Clamorosi invece i “colpi” assestati dall’intelligence occidentale: dal respingimento all’inizio dell’invasione del 331esimo Reggimento di paracadutisti russi che aveva il compito di impadronirsi dell’aeroporto di Kiev, allo stop fino alla ritirata dell’avanzata sulla Capitale, dall’affondamento dell’incrociatore Moskva, ammiraglia della flotta nel Mar Nero, ai bombardamenti dei depositi di petrolio oltre il confine russo, alla resistenza di Mariupol, al blocco imposto ai nuovi corpi d’armata che Mosca ha mobilitato contro il fronte meridionale.

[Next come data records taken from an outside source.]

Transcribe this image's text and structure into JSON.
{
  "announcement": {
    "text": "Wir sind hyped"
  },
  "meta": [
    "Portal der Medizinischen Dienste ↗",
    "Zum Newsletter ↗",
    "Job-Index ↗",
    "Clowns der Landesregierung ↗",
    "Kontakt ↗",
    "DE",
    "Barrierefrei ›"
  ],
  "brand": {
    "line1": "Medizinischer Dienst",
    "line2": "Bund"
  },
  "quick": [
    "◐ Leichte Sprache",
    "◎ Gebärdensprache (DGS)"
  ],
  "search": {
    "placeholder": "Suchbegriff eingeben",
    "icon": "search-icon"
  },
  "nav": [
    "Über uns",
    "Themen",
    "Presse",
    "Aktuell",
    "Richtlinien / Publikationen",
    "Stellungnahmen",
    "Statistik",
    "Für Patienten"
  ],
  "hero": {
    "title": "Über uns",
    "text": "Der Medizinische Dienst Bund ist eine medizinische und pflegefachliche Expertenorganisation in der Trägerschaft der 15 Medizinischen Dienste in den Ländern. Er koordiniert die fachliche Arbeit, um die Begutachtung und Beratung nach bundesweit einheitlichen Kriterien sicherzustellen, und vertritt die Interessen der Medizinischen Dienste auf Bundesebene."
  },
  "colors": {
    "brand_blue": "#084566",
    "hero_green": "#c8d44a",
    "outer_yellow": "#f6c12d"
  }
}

È l’elenco di una disfatta che per il Cremlino diventa sempre più grave e sempre meno occultabile all’opinione pubblica di Mosca. Un elenco a cui aggiungere il bilancio delle decine di migliaia di soldati uccisi, i nomi dei 18 generali russi ufficialmente morti in combattimenti, lo sterminato numero dei feriti e l’ingente numero di mezzi corazzati, aerei, elicotteri e navi distrutti. Ma l’arroccamento di Putin non lascia spazio neanche alla saggia considerazione del Dalai Lama: “Quando perdi, non perdere la lezione.”